Use a storyboard approach. Tell a story with images that ultimately define a plot line. Use short bullets or no bullets at all. Use complete sentences as slide titles to help lay out your story line, complemented with images in the body of the slide.

Why Most PowerPoint Presentations Suck (by Rick Altman):

Control the pain…

  • Avoid 15-minute master — real easy to learn PowerPoint, but takes considerable effort to really master effective use of the slides
  • No busy or loud backgrounds
  • Use light text on dark backgrounds (or vice-versa)
  • Use 2-3 different fonts, max
  • No dizzying animations or multiple transitions

Office 2007 has a number of enhancements that improve the quality of how images are displayed in a PowerPoint presentation.
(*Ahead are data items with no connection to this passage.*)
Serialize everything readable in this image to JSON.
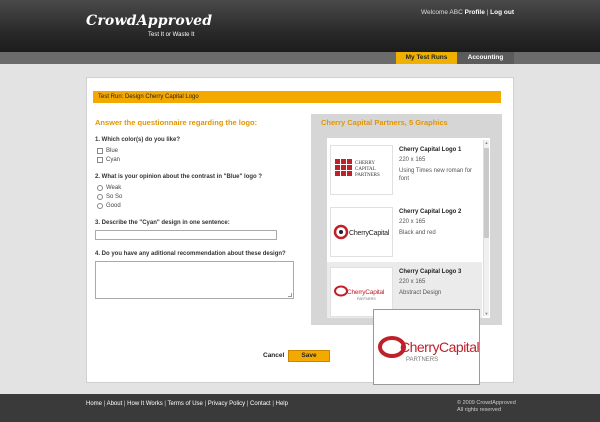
{
  "header": {
    "logo": "CrowdApproved",
    "tagline": "Test It or Waste It",
    "welcome": "Welcome ABC",
    "profile": "Profile",
    "separator": "|",
    "logout": "Log out"
  },
  "tabs": {
    "my_test_runs": "My Test Runs",
    "accounting": "Accounting"
  },
  "test_run_title": "Test Run: Design Cherry Capital Logo",
  "questionnaire": {
    "heading": "Answer the questionnaire regarding the logo:",
    "q1": {
      "label": "1. Which color(s) do you like?",
      "options": [
        "Blue",
        "Cyan"
      ]
    },
    "q2": {
      "label": "2. What is your opinion about the contrast in \"Blue\" logo ?",
      "options": [
        "Weak",
        "So So",
        "Good"
      ]
    },
    "q3": {
      "label": "3. Describe the \"Cyan\" design in one sentence:",
      "value": ""
    },
    "q4": {
      "label": "4. Do you have any aditional recommendation about these design?",
      "value": ""
    }
  },
  "graphics": {
    "heading": "Cherry Capital Partners, 5 Graphics",
    "items": [
      {
        "name": "Cherry Capital Logo 1",
        "size": "220 x 165",
        "desc": "Using Times new roman for font",
        "logo_text": "CHERRY CAPITAL PARTNERS"
      },
      {
        "name": "Cherry Capital Logo 2",
        "size": "220 x 165",
        "desc": "Black and red",
        "logo_text": "CherryCapital"
      },
      {
        "name": "Cherry Capital Logo 3",
        "size": "220 x 165",
        "desc": "Abstract Design",
        "logo_text": "CherryCapital",
        "logo_sub": "PARTNERS"
      }
    ]
  },
  "preview": {
    "logo_text": "CherryCapital",
    "logo_sub": "PARTNERS"
  },
  "actions": {
    "cancel": "Cancel",
    "save": "Save"
  },
  "footer": {
    "links": [
      "Home",
      "About",
      "How It Works",
      "Terms of Use",
      "Privacy Policy",
      "Contact",
      "Help"
    ],
    "copyright": "© 2009 CrowdApproved",
    "rights": "All rights reserved"
  },
  "colors": {
    "accent": "#f3a900",
    "header": "#2a2a2a",
    "brand_red": "#c0202a"
  }
}
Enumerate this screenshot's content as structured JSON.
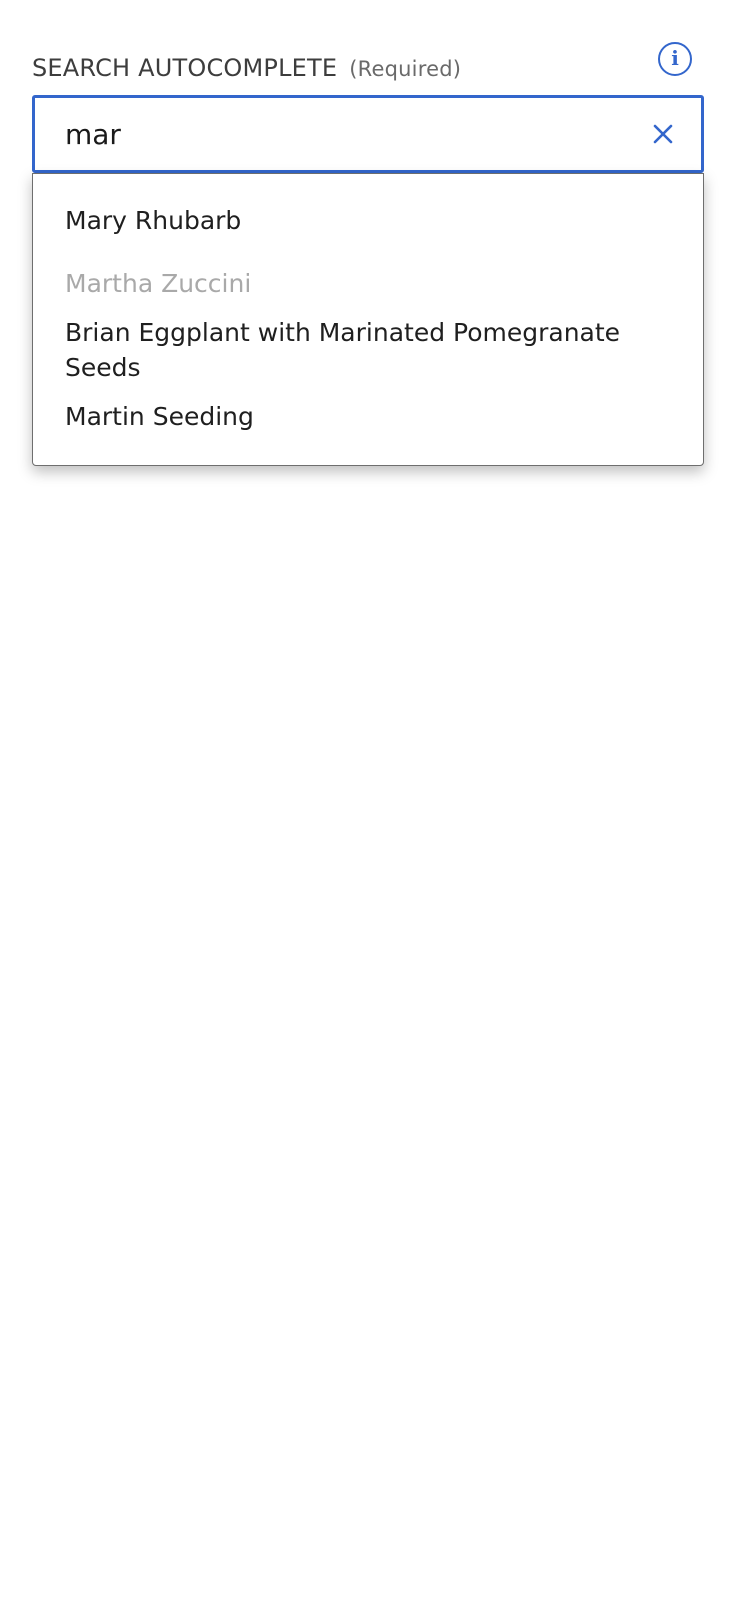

Action buttons in Office 2007 allow you to really add some interactivity to your presentation. TurningPoint 2008 is a plug-in to Office that give you the clicker capabilities to grade student performance and quiz students throughout the lecture.

Web sites can give you access to free images and free fonts ( for images and for fonts).

Jing is a free tool for image and video capture. It’s free for use. Camtasia (available for use at S&T, though there may be a license fee for use) is another video capture tool. PowerPoint action buttons can link to this type of content. Depending on how the video is encoded, it can also be embedded directly into a presentation. is a site that will help you convert your video files to be embedded into PowerPoint (*.wmv or *.avi are the best options for PowerPoint). Larger files will take longer to convert (up to several hours), though if you subscribe to the pay service, you may get the files quicker and will be able to convert larger files.

Andrea presented a number of other tools, such as PollEverywhere and SlideShare. Also PowerPoint 2010 will be coming out with even more enhancements to PowerPoint presentations.